Two: He did well to play through some inconsistent officiating. Early in the game, he drew a foul on a drive in which he was barely touched and simply lost the ball awkwardly on the way up. A few plays later, he was clubbed out of the air while attempting a poster dunk, only to see that one go as a no call. Some bumps were called as he played defense, others weren't. The officiating wound up not being a major factor down the stretch. Still, it was good to see Batum avoid getting sidetracked considering the hostile crowd conditions.

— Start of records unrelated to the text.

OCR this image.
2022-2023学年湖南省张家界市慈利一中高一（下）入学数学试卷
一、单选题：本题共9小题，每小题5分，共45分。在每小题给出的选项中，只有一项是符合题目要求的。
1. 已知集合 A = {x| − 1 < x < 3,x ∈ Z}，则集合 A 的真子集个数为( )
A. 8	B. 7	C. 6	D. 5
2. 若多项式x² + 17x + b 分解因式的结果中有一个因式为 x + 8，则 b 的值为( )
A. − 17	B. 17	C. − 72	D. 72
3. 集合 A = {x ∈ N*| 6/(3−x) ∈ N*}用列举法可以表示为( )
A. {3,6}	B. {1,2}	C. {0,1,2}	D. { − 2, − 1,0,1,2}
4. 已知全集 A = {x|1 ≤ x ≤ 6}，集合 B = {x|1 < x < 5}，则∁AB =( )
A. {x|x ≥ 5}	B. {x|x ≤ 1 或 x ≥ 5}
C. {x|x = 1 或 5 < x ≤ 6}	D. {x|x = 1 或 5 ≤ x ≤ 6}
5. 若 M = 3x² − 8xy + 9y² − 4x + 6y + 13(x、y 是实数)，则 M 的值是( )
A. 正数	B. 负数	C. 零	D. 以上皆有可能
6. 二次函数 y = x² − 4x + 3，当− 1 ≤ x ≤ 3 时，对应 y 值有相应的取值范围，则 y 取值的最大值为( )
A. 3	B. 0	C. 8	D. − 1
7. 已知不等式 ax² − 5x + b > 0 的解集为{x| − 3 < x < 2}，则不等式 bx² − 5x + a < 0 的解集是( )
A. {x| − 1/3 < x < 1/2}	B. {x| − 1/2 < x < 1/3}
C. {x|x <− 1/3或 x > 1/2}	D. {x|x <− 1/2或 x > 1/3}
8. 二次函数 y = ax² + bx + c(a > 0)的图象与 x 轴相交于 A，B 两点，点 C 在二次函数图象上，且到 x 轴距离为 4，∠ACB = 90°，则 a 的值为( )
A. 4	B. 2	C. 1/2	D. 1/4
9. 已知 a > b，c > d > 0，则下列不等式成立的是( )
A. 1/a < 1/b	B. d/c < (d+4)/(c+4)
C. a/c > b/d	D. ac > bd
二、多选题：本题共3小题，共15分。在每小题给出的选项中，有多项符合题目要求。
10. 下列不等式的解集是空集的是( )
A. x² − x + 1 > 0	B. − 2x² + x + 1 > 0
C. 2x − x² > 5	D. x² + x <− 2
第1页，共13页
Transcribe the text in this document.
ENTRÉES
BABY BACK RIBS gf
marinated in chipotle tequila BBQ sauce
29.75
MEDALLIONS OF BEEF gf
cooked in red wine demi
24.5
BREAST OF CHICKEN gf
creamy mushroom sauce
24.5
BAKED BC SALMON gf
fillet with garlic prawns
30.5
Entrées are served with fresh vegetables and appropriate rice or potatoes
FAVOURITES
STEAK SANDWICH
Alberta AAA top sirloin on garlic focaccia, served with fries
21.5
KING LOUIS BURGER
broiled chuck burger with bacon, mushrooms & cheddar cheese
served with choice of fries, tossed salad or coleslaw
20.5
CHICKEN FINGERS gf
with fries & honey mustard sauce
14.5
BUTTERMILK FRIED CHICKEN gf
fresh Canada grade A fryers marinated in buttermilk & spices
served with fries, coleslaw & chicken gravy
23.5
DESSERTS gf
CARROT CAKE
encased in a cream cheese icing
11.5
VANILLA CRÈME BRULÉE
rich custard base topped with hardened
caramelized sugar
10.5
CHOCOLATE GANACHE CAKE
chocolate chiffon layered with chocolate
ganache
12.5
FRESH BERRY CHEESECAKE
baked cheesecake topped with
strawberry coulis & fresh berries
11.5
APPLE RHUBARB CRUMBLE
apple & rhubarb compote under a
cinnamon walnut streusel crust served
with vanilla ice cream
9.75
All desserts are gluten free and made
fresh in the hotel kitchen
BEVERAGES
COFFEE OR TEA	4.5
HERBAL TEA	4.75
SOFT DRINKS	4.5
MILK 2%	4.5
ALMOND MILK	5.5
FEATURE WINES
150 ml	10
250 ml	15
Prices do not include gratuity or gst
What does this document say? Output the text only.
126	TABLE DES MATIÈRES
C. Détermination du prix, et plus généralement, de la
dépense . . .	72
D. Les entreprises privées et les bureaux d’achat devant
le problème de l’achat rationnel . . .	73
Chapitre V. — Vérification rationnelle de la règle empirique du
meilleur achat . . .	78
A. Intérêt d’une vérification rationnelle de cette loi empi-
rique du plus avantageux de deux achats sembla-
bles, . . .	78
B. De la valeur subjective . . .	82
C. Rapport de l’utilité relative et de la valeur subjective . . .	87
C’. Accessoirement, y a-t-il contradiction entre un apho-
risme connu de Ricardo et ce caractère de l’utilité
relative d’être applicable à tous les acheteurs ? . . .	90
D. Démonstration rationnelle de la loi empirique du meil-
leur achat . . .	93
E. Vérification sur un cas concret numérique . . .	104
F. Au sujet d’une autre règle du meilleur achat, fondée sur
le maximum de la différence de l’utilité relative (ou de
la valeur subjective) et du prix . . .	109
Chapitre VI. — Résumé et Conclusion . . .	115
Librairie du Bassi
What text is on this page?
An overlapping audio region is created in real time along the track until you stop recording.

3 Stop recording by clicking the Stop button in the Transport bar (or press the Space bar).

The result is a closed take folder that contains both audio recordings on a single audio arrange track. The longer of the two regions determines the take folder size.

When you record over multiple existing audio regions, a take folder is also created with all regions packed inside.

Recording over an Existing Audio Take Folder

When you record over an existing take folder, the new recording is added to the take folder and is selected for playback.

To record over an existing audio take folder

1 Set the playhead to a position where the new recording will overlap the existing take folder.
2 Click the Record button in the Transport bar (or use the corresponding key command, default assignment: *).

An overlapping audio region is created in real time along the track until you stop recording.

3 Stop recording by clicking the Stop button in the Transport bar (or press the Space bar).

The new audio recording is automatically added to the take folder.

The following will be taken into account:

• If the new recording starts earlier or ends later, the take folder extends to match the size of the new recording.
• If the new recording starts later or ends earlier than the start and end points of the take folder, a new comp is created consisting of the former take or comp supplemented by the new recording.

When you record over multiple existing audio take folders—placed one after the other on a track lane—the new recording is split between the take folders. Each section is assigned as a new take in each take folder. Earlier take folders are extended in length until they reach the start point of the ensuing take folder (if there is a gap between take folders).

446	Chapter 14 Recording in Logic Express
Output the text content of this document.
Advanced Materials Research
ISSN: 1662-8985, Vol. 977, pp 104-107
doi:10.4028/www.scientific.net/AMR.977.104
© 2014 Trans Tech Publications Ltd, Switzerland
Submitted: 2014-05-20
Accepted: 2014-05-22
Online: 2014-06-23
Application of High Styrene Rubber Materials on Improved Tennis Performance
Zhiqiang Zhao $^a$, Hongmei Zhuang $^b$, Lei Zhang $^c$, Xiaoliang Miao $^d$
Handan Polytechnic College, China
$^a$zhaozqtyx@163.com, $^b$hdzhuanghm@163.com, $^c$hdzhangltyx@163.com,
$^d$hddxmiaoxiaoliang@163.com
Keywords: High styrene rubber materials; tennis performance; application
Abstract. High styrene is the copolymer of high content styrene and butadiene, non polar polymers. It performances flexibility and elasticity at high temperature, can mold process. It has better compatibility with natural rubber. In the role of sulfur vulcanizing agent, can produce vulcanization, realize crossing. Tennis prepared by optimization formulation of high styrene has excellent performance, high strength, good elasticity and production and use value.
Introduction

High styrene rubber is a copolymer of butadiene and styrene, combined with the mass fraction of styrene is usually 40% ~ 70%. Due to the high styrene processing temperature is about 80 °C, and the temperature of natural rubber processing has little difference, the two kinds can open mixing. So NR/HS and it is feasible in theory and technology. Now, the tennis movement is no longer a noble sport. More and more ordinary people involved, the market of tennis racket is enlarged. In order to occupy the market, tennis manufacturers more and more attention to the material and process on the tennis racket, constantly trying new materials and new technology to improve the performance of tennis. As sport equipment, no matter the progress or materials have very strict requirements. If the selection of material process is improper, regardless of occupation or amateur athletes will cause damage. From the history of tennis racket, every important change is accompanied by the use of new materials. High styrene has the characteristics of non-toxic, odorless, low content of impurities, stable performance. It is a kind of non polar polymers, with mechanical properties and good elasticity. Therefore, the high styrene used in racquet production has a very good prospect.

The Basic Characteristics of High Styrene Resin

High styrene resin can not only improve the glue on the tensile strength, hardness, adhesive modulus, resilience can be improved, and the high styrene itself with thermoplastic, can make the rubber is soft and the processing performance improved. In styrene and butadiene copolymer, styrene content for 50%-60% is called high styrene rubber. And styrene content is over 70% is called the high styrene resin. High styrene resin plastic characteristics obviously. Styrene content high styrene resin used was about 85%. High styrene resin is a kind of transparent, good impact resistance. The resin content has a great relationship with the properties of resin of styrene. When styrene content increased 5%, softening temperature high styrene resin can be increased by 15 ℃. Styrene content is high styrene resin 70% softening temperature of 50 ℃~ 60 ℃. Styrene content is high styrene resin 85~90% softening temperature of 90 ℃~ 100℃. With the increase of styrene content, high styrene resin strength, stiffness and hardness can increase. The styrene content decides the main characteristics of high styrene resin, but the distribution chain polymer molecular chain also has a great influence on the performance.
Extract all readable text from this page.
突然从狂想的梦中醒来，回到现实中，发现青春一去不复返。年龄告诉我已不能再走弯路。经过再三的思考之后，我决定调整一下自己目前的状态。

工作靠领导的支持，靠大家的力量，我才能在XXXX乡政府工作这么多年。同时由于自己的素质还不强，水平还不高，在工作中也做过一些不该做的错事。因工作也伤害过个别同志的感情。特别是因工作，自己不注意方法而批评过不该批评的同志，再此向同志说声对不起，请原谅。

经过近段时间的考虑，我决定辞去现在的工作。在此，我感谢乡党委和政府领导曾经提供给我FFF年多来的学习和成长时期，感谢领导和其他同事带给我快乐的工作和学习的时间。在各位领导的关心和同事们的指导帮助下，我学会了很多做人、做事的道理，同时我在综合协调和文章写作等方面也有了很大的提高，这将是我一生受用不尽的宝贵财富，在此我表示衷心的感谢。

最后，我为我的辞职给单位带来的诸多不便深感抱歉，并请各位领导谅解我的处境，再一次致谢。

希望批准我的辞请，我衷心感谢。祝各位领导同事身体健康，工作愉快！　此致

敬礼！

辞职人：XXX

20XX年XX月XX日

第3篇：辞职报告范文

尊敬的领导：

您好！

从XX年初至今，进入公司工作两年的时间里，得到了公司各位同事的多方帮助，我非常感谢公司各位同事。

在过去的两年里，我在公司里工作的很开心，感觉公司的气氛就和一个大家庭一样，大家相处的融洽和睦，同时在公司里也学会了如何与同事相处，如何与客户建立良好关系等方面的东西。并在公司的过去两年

Three: With 1:19 remaining in the fourth and France leading by nine (moments after the dagger dunk mentioned above), Batum turned the ball over in the backcourt while under pressure. He seemed to think he was fouled but the referees didn't react as if it was even close. Had it been, say, a two-possession game at the time, the error would have been horrible. He really dodged a bullet on that one.
Four: Batum's other turnover came on an early play in which Zoran fully laid out to intercept a pass to the baseline. Man, I'm going to miss the Dragics.
Here are video highlights from the game via YouTube user FIBAEuropeTV.
This video has a brief post-game interview with Batum.
Here's the fan shot of the game via the ESPN3.com broadcast.
In the spirit of soccer write-ups, we'll hand out match ratings, taking into account individual expectations for both Claver and Batum. For Batum, we'll use a 1-10 scale calibrated as such: 1 = passive, invisible; 5 = winning his match-up in unspectacular fashion; and 10 = NBA All-Star level play.
Against Slovenia, Batum earned an 8. He wasn't dominant from start to finish but he clearly raised his game when it mattered at the end. Batum was key in slowing the Dragics and he mostly avoided the stand-and-watch stuff on offense. This was close to a 9 but the shot selection cost him.
France (6-3) moves on to the semifinals where they will face Claver and Spain (6-3) on Friday.